I can see a semblance of Christ in Euchrid, however sacrilegious his thoughts and actions. Like Christ, Euchrid is given purpose through God’s word. Just as it is said that Christ “knew he was born to die”, Euchrid is sent a message from God and knows he is bound to martyrdom. Euchrid dies at the hands of the townspeople, and as he is slowly engulfed by the “mire’s eye”, he proclaims himself to be “secure, sainted, unborn”. The marshes are Euchrid’s eventual cross and his suicide, his very “own crucifixion”. The novel’s ambiguous epilogue fuels this interpretation; once both Euchrid and Beth die, “as the prophet predicted, he is born”. The implication is that Euchrid is born again, resurrected/reincarnated in the form of a child, just as God was in Christ and Christ was on the third day of his death. Although these links between Euchrid and Christ are based mostly on aesthetic similarities, these images suggest that the novel is as much a product of Cave’s study of the Old Testament as it is the New Testament.
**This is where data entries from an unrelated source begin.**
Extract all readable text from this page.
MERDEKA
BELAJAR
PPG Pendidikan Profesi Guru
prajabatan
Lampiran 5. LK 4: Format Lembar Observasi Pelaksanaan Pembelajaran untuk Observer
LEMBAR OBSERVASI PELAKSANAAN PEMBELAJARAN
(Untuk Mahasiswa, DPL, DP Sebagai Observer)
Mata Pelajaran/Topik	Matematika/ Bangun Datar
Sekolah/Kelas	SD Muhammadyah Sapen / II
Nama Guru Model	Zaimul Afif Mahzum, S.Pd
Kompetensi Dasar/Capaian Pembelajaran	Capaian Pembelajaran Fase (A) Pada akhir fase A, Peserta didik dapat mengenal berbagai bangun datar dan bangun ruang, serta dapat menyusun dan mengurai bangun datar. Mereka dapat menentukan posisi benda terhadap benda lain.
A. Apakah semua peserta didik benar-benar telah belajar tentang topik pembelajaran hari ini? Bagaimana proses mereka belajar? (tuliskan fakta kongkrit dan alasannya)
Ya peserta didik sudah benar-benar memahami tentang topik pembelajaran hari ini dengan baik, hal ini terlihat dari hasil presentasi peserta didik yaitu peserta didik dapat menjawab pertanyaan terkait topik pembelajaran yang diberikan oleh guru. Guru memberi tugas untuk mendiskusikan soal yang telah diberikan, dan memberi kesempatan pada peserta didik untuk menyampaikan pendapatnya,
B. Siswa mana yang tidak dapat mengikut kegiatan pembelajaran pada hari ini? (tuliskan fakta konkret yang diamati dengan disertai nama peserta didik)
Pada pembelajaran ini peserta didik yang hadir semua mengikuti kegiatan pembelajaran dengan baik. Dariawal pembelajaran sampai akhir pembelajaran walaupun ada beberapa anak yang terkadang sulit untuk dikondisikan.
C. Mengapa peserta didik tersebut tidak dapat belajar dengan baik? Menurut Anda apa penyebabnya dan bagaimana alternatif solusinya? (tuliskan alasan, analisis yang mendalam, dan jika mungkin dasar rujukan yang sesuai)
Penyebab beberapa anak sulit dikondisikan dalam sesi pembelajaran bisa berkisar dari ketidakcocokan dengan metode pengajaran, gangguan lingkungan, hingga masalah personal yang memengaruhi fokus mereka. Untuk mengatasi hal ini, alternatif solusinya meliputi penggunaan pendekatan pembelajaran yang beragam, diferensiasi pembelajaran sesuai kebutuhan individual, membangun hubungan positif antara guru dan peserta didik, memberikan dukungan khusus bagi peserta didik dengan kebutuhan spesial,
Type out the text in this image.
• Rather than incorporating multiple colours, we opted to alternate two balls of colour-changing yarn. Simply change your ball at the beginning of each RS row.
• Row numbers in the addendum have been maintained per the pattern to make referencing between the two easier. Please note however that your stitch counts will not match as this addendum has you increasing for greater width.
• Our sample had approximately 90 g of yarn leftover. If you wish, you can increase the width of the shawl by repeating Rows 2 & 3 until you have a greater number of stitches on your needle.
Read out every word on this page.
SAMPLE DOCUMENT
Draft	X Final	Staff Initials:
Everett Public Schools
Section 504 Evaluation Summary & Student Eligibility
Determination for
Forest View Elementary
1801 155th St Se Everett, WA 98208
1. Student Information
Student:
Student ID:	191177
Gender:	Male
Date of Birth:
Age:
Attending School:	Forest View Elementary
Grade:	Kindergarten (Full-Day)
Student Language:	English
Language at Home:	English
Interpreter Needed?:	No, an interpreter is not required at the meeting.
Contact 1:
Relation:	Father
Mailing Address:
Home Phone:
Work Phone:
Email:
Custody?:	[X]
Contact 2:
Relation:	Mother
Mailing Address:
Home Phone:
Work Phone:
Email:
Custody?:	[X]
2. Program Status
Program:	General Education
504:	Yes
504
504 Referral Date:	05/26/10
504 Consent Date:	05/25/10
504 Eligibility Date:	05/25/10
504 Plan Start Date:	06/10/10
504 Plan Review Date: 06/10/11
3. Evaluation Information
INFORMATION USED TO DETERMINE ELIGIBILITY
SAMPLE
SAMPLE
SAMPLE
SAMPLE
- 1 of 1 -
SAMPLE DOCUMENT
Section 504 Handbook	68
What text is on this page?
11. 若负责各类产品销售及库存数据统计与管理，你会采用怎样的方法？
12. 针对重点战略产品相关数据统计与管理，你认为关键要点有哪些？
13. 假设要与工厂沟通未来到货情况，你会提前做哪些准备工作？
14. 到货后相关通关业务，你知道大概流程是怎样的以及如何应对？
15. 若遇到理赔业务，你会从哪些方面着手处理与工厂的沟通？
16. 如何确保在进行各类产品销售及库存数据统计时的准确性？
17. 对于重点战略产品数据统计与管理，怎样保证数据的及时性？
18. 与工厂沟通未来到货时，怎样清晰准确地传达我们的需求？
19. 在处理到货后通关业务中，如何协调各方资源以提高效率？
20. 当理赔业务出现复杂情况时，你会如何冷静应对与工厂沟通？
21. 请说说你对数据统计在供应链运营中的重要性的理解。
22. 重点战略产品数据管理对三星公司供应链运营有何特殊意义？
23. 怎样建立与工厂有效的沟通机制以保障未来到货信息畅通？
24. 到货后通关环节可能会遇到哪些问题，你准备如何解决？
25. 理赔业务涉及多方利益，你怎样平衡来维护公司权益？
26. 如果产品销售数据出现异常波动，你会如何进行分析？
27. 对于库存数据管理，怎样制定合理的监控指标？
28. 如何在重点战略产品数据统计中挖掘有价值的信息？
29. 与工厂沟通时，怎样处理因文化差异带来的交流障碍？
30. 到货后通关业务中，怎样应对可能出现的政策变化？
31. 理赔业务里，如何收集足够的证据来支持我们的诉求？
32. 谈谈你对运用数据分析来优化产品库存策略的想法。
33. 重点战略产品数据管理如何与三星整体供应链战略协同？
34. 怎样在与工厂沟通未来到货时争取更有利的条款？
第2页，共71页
Balaam and the Ass (1622), Pieter Lastman

In his 1996 essay ‘The Flesh Made World’, Cave described the “tough prose” of the Bible as “a perfect language, at once mysterious and familiar” that “actively informed [his] artistic endeavours.” The novel’s style reflects that which is described by Cave but is tainted by his contemporary southern influences. The persistent use of obscure and antiquated language is at first somewhat exhausting, like reading a page of ‘Finnegans Wake’ for the eighth time over. But as I continued to read, the strange semantic field grew on me. Eventually, I let go of the expectation that I should understand every long-obsolete tool of expression that Euchrid’s internal monologue employs; the language simply accentuates the tone of the novel and reflects Euchrid’s concept of language as a mute. ‘And the Ass Saw the Angel’ is often compared to the work of other writers – probably most often the forthright figures of southern gothic literature such as Faulkner or O’Conner. Although usually complementary, I feel these comparisons only undermine or trivialise Cave’s abilities as a writer. The novel is dense, yet sharp. Plodding, yet manic. Occult, yet sacrosanct in its meaning. And although the style in which Cave writes can be difficult to absorb, he creates a richly sinister tone for the lore of Ukelore to inhabit and wider concepts of divinity to be expressed. ‘The Ass Saw the Angel’, establishes Cave as a competent and engaging writer; he achieves a near-perfect tone that is both baroque and acerbic - something I had never seen executed so well before reading the novel. Cave’s style of writing subverted my fundamental expectations of what prose can be. It is for this reason that I consider ‘And the Ass Saw the Angel’ to be one of my favorite novels of the late twentieth century.